Pendant ce temps, un
trader en salle de marché à Abidjan ou un développeur de solution fintech
génère statistiquement bien plus de valeur ajoutée par tête que le planteur de
cacao de Soubré ou de Daloa.
La fiscalité, signe d'une
économie à deux vitesses
L'envolée des taxes
nettes de subventions à +9,6% en glissement annuel mérite également qu'on s'y
attarde. Ce bond témoigne certes d'une amélioration de la collecte fiscale et
d'une meilleure formalisation de l'économie — ce qui est en soi positif pour
les finances publiques.
Mais elle interroge aussi
sur la nature de cette fiscalité. Dans une économie où le secteur informel
reste dominant — notamment en zone rurale — une hausse aussi marquée des
recettes fiscales sur les produits signifie, mécaniquement, qu'elle est surtout
portée par les acteurs formels, urbains et visibles de l'économie. Les millions
de petits producteurs agricoles, de commerçants informels et d'artisans ruraux
restent en dehors de ce périmètre, sans bénéficier en retour des services
publics qui auraient pu améliorer leur productivité.
Ce que disent les
chiffres, ce que ne disent pas les chiffres
Il convient, par
honnêteté intellectuelle, de rappeler les limites inhérentes à ce type de
données. Les comptes nationaux mesurent la production de richesse, pas sa distribution.
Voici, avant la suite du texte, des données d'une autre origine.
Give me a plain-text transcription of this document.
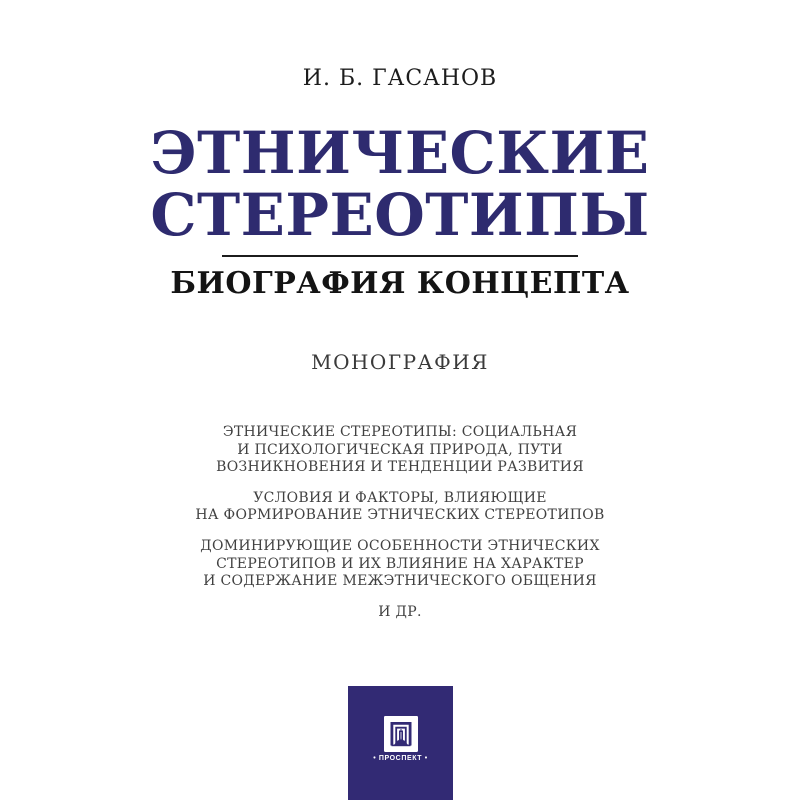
И. Б. ГАСАНОВ
ЭТНИЧЕСКИЕ
СТЕРЕОТИПЫ
БИОГРАФИЯ КОНЦЕПТА
МОНОГРАФИЯ

ЭТНИЧЕСКИЕ СТЕРЕОТИПЫ: СОЦИАЛЬНАЯ
И ПСИХОЛОГИЧЕСКАЯ ПРИРОДА, ПУТИ
ВОЗНИКНОВЕНИЯ И ТЕНДЕНЦИИ РАЗВИТИЯ

УСЛОВИЯ И ФАКТОРЫ, ВЛИЯЮЩИЕ
НА ФОРМИРОВАНИЕ ЭТНИЧЕСКИХ СТЕРЕОТИПОВ

ДОМИНИРУЮЩИЕ ОСОБЕННОСТИ ЭТНИЧЕСКИХ
СТЕРЕОТИПОВ И ИХ ВЛИЯНИЕ НА ХАРАКТЕР
И СОДЕРЖАНИЕ МЕЖЭТНИЧЕСКОГО ОБЩЕНИЯ

И ДР.

• ПРОСПЕКТ •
Un PIB en hausse de 6,5% ne signifie pas que chaque Ivoirien est 6,5% plus
riche. L'ANStat elle-même ne prétend pas le contraire.
Ces données ne disent
rien non plus sur le coût de la vie, sur l'inflation alimentaire, ni sur le pouvoir
d'achat réel des ménages les plus vulnérables. Pour avoir une image complète,
il faudrait croiser ces résultats avec les enquêtes sur les conditions de vie
des ménages — un exercice que l'ANStat réalise, mais à une fréquence moindre.
Une croissance à
consolider, une fracture à combler
La Côte d'Ivoire de 2025
est incontestablement un pays en croissance. Les fondamentaux macroéconomiques
sont solides, les investisseurs étrangers continuent d'y croire, et le secteur
des services confirme une diversification bienvenue de l'économie.
Mais la question de l'inclusivité
de cette croissance reste entière. Tant que les fruits du dynamisme économique
seront captés principalement par les acteurs urbains, formels et financiarisés
— et que les millions de paysans, pêcheurs et petits agriculteurs resteront aux
marges de cette prospérité — le risque est de creuser un fossé social et
territorial dont les conséquences dépasseront le seul champ économique.
Le prochain rapport
trimestriel de l'ANStat, attendu pour le 30 juin 2026, permettra de confirmer
ou d'infirmer ces tendances. D'ici là, les décideurs ont des données claires en
main. La question est de savoir ce qu'ils en feront.
Sources : ANStat, Comptes
Nationaux Trimestriels — 4e trimestre 2025. Tableaux 1, 2 et 3.